Heddle Shipyards said it has been awarded the vessel life extension of the Canadian Coast Guard icebreaker CCGS Amundsen.
This week, the CCGS Amundsen will arrive at the Port Weller Dry Docks in Canada, the St. Catharines, Ontario, where it will stay through June 2022. The eight-month refit valued at approximately $12,000,000 CAD will sustain over 100 direct jobs and support subcontractors and suppliers across the Niagara Region, Ontario, and Canada.
Heddle Shipyards noted it has also secured the dry docking of a seaway max laker at its Port Weller facility, ensuring a busy 2022 winter work season.
Heddle Shipyards said it will be hiring upwards of one hundred people across all positions to support the single largest project executed by the Port Weller Dry Docks under Heddle Shipyards’ management.
“It is a truly exciting time for us,” said Heddle president Shaun Padulo. “Projects like the CCGS Amundsen help reduce the boom and bust cycle of the ship repair and construction industry in Ontario and will allow us to continue to grow and strengthen our team.
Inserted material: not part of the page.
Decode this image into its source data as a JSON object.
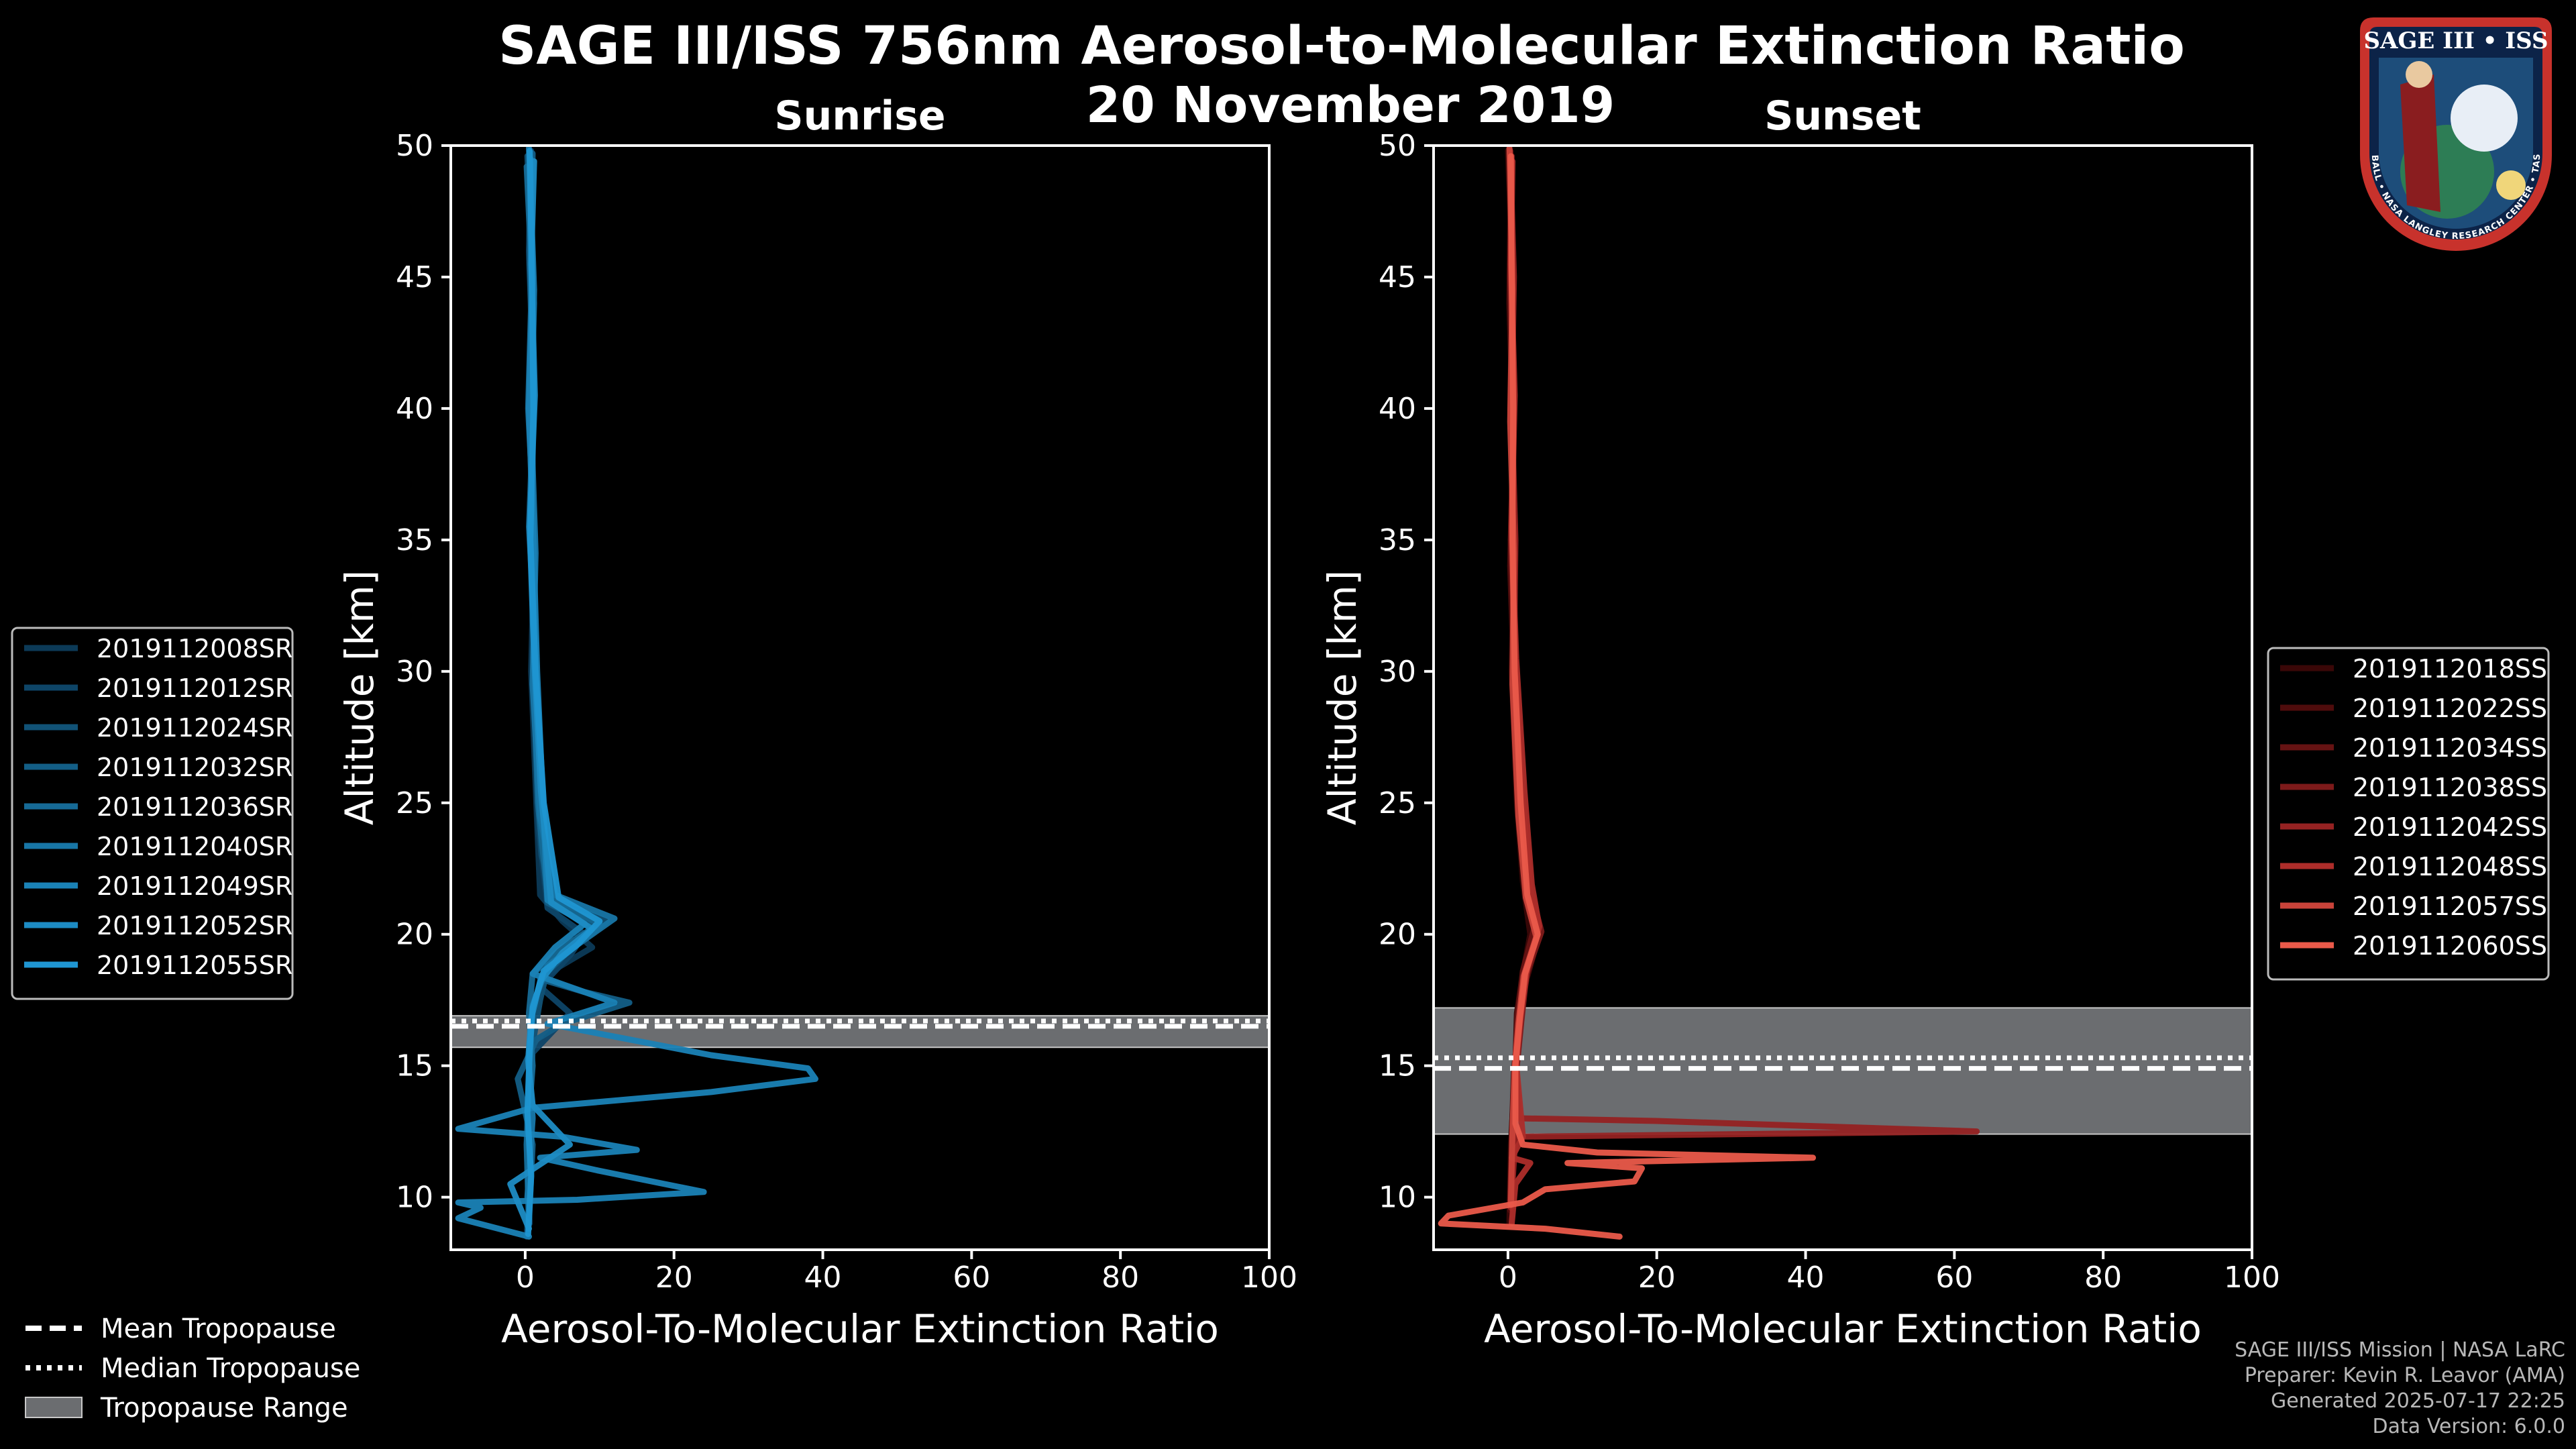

We are extremely grateful to the Canadian Coast Guard and the Government of Canada for a project that will support the revitalization of the shipbuilding industry in Ontario.”
CCGS Amundsen is a Pierre Radisson-class icebreaker and Arctic research vessel operated by the Canadian Coast Guard. Built by Burrard Dry Dock in North Vancouver, the vessel entered service in 1979 as Franklin and was renamed Sir John Franklin in 1980 and served as such until 1996. Declared surplus, the vessel was used as an accommodation ship in Labrador in 1996 and placed in reserve in 2000. In 2003, the ship was reactivated and underwent conversion to an Arctic research vessel. The ship recommissioned as Amundsen.
CCGS Des Groseilliers, sister ship to the CCGS Amundsen, was constructed at Port Weller in the early 1980s.